“Neely Bruce’s importance in contemporary American music has never been sufficiently recognized. With this release Mode continues to consolidate its position as one of the most important labels specializing in contemporary music: it’s another impeccably produced release. Mode seems unable to go wrong. Bruce’s art ranges from the most difficult and virtuosic contemporary writing to simple tonality, and moves from one idiom to the other effortlessly and convincingly–something hardly anyone can do without sounding forced. Bruce seems equally at home in every style he uses. The Electric Phoenix, if you haven’t heard, are the best at what they do. This is one of the most significant releases to come my way in quite a while.”
—Taylor, American Record Guide
“Teaming the contemporary American composer with one of England’s most accomplished vocal ensembles of modern repertoire, Electric Phoenix, forms this beautiful recording of literature set to music. Eerie, humorous, and rhapsodic at times, Bruce’s interpretive music pairs a wide range of brilliant sonic textures with evocative text, marvelously realized through electronic manipulation.”

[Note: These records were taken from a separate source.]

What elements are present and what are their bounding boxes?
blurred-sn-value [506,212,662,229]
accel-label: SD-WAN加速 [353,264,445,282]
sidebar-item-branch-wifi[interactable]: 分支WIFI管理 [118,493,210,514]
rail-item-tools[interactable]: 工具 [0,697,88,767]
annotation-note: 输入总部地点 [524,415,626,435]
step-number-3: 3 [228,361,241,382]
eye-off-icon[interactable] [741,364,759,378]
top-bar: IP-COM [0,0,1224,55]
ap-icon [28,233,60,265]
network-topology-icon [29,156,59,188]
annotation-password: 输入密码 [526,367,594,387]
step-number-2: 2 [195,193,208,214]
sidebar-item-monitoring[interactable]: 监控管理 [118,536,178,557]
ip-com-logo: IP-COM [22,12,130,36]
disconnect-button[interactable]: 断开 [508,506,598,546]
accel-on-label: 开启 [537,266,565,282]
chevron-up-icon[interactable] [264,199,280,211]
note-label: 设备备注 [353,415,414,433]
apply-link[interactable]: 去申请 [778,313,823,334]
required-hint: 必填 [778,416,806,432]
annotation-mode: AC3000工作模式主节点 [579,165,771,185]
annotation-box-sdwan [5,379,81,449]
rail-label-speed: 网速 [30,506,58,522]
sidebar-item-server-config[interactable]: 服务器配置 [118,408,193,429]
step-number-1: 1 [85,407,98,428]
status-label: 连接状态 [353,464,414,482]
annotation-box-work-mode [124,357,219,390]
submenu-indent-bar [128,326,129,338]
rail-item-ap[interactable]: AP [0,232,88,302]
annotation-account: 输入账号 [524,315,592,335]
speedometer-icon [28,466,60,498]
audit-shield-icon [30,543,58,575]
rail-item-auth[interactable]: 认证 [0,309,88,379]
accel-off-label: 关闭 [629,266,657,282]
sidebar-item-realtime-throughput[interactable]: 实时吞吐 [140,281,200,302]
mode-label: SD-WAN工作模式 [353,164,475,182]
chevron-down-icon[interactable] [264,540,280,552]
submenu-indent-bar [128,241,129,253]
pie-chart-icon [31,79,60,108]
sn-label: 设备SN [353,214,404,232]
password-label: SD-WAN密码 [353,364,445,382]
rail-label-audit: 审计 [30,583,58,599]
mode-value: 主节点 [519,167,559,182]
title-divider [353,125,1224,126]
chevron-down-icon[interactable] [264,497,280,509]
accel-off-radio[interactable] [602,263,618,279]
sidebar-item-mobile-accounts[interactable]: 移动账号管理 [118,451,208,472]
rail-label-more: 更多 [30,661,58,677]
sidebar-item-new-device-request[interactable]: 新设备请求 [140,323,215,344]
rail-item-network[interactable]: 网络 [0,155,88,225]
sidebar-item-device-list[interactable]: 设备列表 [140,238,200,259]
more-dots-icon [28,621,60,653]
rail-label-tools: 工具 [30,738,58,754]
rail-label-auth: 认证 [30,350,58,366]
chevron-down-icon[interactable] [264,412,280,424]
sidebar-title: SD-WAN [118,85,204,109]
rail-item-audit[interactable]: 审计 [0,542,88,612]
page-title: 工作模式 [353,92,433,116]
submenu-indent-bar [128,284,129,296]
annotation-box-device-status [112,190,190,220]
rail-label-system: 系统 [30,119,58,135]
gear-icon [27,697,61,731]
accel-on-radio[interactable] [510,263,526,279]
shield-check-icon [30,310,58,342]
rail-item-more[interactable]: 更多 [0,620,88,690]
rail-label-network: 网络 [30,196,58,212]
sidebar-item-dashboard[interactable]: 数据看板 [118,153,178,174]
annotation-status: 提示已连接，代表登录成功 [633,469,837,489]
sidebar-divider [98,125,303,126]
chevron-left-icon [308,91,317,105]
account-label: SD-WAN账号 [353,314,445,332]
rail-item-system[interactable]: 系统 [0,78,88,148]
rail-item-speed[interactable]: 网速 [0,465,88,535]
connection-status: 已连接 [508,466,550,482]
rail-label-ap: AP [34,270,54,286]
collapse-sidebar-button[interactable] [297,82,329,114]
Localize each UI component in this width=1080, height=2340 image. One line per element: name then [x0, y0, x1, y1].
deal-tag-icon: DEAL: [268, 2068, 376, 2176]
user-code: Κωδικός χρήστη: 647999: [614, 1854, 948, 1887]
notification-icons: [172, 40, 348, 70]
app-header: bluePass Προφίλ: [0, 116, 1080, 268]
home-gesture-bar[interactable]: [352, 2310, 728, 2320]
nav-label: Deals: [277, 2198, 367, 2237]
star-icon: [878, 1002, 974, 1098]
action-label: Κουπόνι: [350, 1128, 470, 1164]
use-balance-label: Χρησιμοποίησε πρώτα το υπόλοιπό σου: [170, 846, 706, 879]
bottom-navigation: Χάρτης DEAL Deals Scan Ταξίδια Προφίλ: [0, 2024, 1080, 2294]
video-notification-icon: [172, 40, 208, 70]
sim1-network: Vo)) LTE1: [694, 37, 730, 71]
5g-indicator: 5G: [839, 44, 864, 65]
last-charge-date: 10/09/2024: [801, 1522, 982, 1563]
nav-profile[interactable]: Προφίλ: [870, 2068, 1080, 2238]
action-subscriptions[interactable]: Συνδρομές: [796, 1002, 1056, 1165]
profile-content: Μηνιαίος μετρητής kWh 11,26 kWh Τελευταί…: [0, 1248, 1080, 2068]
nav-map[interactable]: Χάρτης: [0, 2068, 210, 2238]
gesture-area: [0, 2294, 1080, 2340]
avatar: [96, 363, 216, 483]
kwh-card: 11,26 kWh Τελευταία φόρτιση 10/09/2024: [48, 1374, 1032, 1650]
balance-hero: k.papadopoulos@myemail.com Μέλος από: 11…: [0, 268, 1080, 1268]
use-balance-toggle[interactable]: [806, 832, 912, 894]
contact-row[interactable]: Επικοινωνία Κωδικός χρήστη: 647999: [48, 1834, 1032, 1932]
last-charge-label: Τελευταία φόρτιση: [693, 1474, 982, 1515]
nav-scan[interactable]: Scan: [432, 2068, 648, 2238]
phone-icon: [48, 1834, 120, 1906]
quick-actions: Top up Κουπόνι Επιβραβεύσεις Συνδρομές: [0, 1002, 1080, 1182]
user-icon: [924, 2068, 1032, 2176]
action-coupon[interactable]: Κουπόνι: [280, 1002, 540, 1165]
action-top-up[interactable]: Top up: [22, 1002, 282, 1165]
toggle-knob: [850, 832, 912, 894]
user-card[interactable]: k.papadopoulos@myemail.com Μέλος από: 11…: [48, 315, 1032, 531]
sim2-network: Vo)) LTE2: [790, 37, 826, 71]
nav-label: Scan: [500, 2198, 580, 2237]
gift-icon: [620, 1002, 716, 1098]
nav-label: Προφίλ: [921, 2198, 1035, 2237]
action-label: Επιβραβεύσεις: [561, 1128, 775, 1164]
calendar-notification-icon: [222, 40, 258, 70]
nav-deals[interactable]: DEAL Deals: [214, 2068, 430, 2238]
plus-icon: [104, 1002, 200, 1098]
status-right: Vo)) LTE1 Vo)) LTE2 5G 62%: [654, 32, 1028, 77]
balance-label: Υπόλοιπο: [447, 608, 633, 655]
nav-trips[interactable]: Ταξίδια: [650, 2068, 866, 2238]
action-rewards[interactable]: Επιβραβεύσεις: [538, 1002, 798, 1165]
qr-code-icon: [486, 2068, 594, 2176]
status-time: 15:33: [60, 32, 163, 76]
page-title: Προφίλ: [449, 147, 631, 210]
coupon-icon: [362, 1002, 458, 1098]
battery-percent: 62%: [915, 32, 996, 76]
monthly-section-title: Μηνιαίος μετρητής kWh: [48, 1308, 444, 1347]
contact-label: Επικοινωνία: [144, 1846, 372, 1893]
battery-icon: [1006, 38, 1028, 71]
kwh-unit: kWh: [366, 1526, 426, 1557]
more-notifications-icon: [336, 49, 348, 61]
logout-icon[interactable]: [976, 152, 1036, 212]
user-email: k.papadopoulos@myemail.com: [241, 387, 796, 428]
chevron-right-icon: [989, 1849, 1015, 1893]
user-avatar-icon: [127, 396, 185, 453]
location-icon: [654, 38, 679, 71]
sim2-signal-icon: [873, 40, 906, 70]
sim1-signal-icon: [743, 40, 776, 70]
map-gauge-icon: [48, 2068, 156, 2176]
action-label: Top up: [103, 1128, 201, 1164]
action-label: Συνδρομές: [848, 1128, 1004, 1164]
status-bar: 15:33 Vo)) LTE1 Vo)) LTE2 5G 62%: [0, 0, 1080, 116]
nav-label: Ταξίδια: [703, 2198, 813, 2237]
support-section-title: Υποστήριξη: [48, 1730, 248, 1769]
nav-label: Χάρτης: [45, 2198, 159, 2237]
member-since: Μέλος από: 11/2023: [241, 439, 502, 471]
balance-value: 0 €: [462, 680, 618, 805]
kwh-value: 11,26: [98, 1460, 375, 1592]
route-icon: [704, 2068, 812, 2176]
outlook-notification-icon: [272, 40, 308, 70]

—Brooke Wentz, New York Review of Records
“Neely Bruce’s The Plague of 1982, an eclectic rock cantata ostensibly dramatizing in Decameron-style Florence’s 14th century bubonic plague, appears to have been the earliest large-scale musical work about AIDS, pre-Diamanda. The performers and dedicatees are England’s astonishing Electric Phoenix ensemble, a vocal quartet of dynamic personalities–the Manhattan Transfer of the avant-garde. Worth hearing in any repertoire, their uninhibited precision will perk your ears up from the first zinging chord. A MINUS.”
—Kyle Gann, The Village Voice
“The Electric Phoenix is a worthy vehicle for Bruce’s unusual, often fascinating works. The Plague is a 40-minute musical theater piece with texts from Boccaccio, the Bible and Bruce himself, and musical motifs ranging from madrigals to The Rock Island Line. A rock ensemble plays parts of Zappa-like complexity, while the singers tell the story of hysteria that comes with a plague; there’s a surprising amount of humor (mostly black, of course) in the piece. Let’s hope that Bruce gets to record more of his 500 compositions.”